Added by David Scharbach over 7 years ago. Updated almost 5 years ago.

Status:
Closed
Priority:
Normal
Category:
kernel
Start date:
2013-01-19
Due date:
% Done:

20%

Estimated time:
Difficulty:
Medium
Tags:
needs-triage
Gerrit CR:

Description

My OI system is hanging and requires a hard boot. This happens between 1 and 20 days.

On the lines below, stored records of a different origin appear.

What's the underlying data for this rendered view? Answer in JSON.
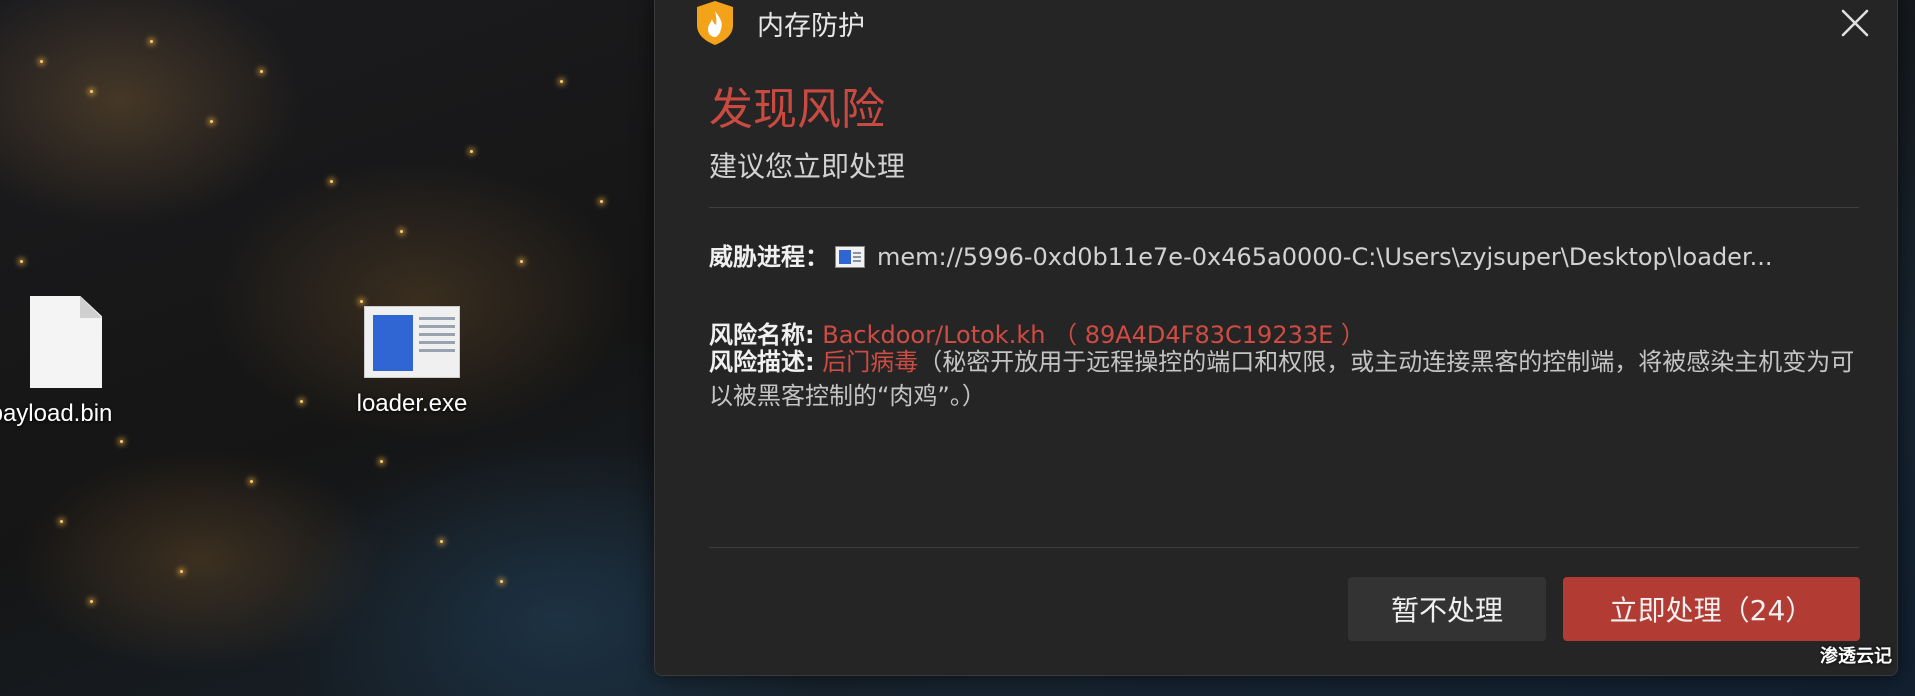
{
  "desktop": {
    "icons": [
      {
        "label": "payload.bin",
        "icon": "document-file-icon"
      },
      {
        "label": "loader.exe",
        "icon": "application-exe-icon"
      }
    ]
  },
  "dialog": {
    "header_title": "内存防护",
    "header_icon": "shield-flame-icon",
    "close_icon": "close-icon",
    "alert_title": "发现风险",
    "alert_subtitle": "建议您立即处理",
    "process_label": "威胁进程：",
    "process_value": "mem://5996-0xd0b11e7e-0x465a0000-C:\\Users\\zyjsuper\\Desktop\\loader...",
    "risk_name_label": "风险名称:",
    "risk_name_value": "Backdoor/Lotok.kh",
    "risk_hash": "（ 89A4D4F83C19233E ）",
    "risk_desc_label": "风险描述:",
    "risk_desc_type": "后门病毒",
    "risk_desc_text": "（秘密开放用于远程操控的端口和权限，或主动连接黑客的控制端，将被感染主机变为可以被黑客控制的“肉鸡”。）",
    "btn_ignore": "暂不处理",
    "btn_handle": "立即处理（24）"
  },
  "colors": {
    "alert_red": "#c94a40",
    "button_red": "#b23c33",
    "dialog_bg": "#252526",
    "shield_orange": "#f2a31a"
  },
  "watermark": "渗透云记"
}
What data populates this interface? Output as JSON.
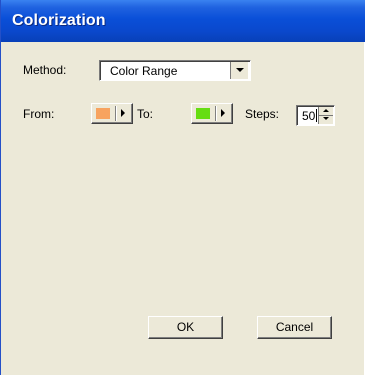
{
  "window": {
    "title": "Colorization"
  },
  "method": {
    "label": "Method:",
    "selected": "Color Range"
  },
  "range": {
    "from_label": "From:",
    "from_color": "#f7a35f",
    "to_label": "To:",
    "to_color": "#66dd12",
    "steps_label": "Steps:",
    "steps_value": "50"
  },
  "buttons": {
    "ok": "OK",
    "cancel": "Cancel"
  },
  "colors": {
    "title_bar": "#0a4fd8",
    "dialog_bg": "#ece9d8"
  }
}
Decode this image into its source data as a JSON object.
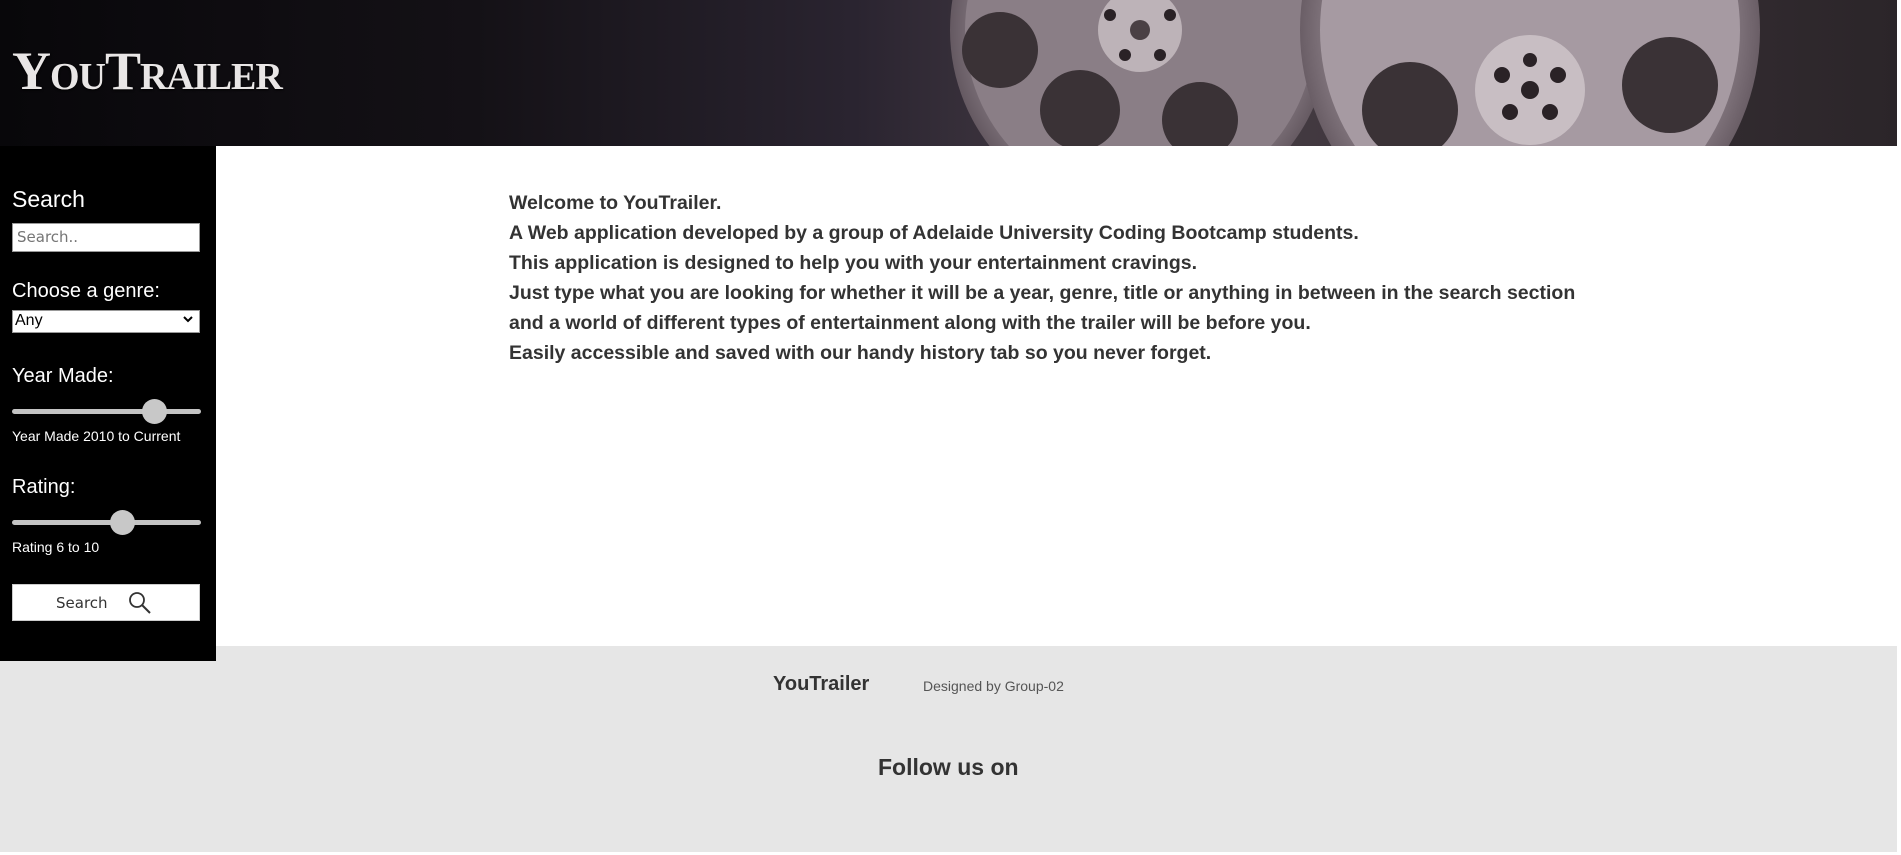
{
  "header": {
    "logo": "YouTrailer"
  },
  "sidebar": {
    "search_title": "Search",
    "search_placeholder": "Search..",
    "genre_label": "Choose a genre:",
    "genre_selected": "Any",
    "year_label": "Year Made:",
    "year_range_text": "Year Made 2010 to Current",
    "year_slider_fraction": 0.79,
    "rating_label": "Rating:",
    "rating_range_text": "Rating 6 to 10",
    "rating_slider_fraction": 0.6,
    "search_button_label": "Search"
  },
  "main": {
    "intro_lines": [
      "Welcome to YouTrailer.",
      "A Web application developed by a group of Adelaide University Coding Bootcamp students.",
      "This application is designed to help you with your entertainment cravings.",
      "Just type what you are looking for whether it will be a year, genre, title or anything in between in the search section",
      "and a world of different types of entertainment along with the trailer will be before you.",
      "Easily accessible and saved with our handy history tab so you never forget."
    ]
  },
  "footer": {
    "brand": "YouTrailer",
    "credit": "Designed by Group-02",
    "follow": "Follow us on"
  },
  "colors": {
    "sidebar_bg": "#000000",
    "footer_bg": "#e6e6e6",
    "text_dark": "#333333"
  }
}
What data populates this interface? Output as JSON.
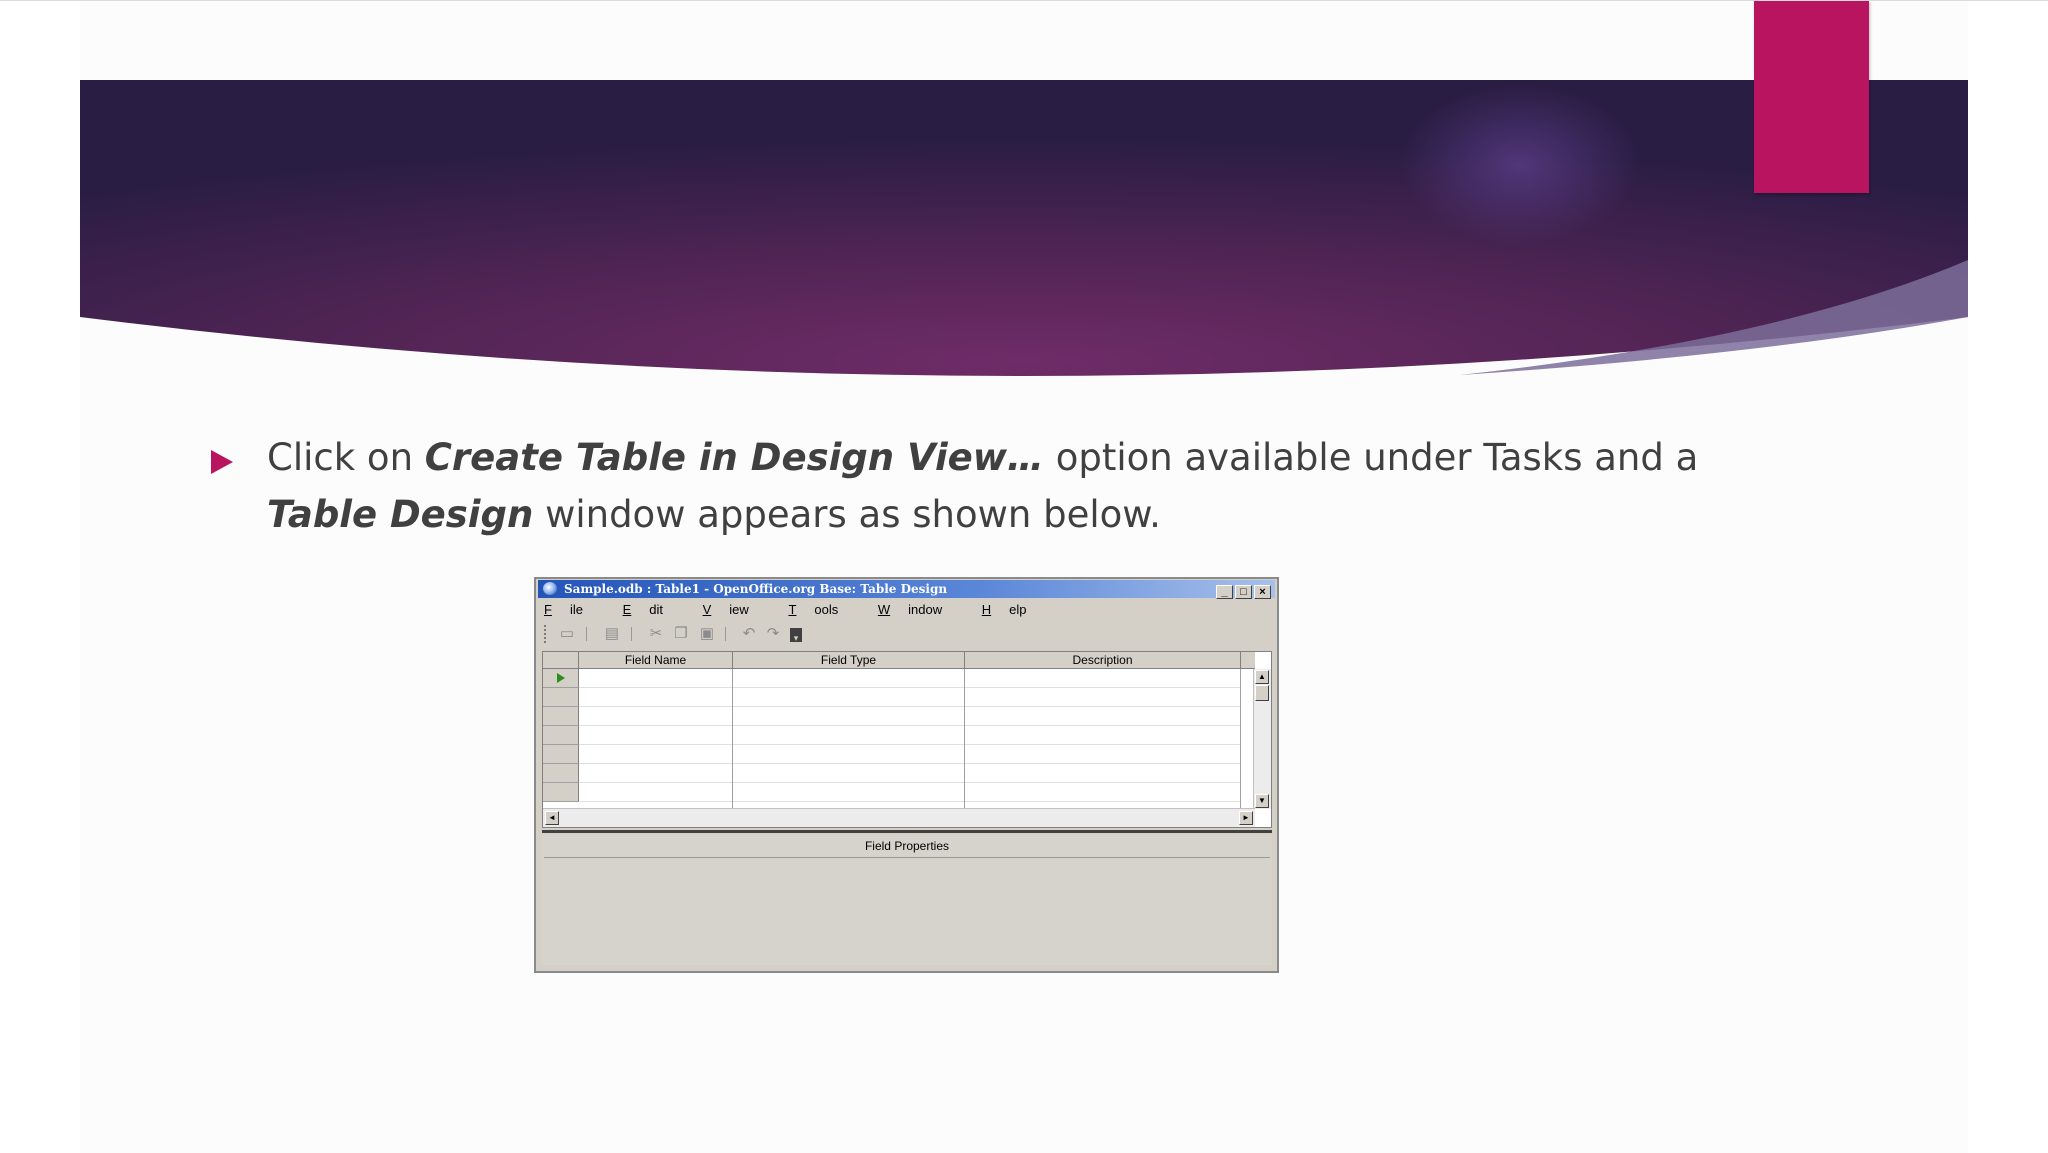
{
  "colors": {
    "accent": "#b8145f",
    "banner_dark": "#2a1d44",
    "banner_mid": "#6a2c68",
    "text": "#404040"
  },
  "slide": {
    "bullet": {
      "part1": "Click on ",
      "emph1": "Create Table in Design View…",
      "part2": " option available under Tasks and a ",
      "emph2": "Table Design",
      "part3": " window appears as shown below."
    }
  },
  "window": {
    "title": "Sample.odb : Table1 - OpenOffice.org Base: Table Design",
    "controls": {
      "minimize": "_",
      "maximize": "□",
      "close": "×"
    },
    "menu": {
      "file": {
        "u": "F",
        "rest": "ile"
      },
      "edit": {
        "u": "E",
        "rest": "dit"
      },
      "view": {
        "u": "V",
        "rest": "iew"
      },
      "tools": {
        "u": "T",
        "rest": "ools"
      },
      "window": {
        "u": "W",
        "rest": "indow"
      },
      "help": {
        "u": "H",
        "rest": "elp"
      }
    },
    "toolbar_icons": [
      "save-icon",
      "edit-icon",
      "cut-icon",
      "copy-icon",
      "paste-icon",
      "undo-icon",
      "redo-icon",
      "dropdown-icon"
    ],
    "grid": {
      "columns": [
        "Field Name",
        "Field Type",
        "Description"
      ]
    },
    "field_properties_label": "Field Properties"
  }
}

Since October, the system has never had more than 20 days of uptime.

System is:
i3 3220
Asus P8Z77-v LK
32GB RAM
80GB (mirror) OS SSD
13 3TB Seagate 7200RM SATA drives
LSI SAS2008 controller
Intel SAS expander
Intel NIC (recent install, disabled on board NIC)

I attached my crash.0 file.

Cheers,

Dave


Files

crash.0 (868 KB) crash.0 David Scharbach, 2013-01-19 10:35 PM
crash.0 (868 KB) crash.0 David Scharbach, 2013-02-17 12:45 AM
crash.1.feb.24.13 (868 KB) crash.1.feb.24.13 David Scharbach, 2013-02-24 02:39 PM

History

#1

Updated by Sašo Kiselkov over 7 years ago

This appears to be an internal problem in the smbsrv module (the in-kernel smb server). The failure is a bad trap (memory fault) at smb_mbc_vdecodef+0xb3. This appears to be a case of bad input handling, a quick glance through gdb points this address to smb_mbuf_marshaling.c:360, though that's probably off (since that line only contains an ASSERT which should cause a panic, not a bad trap).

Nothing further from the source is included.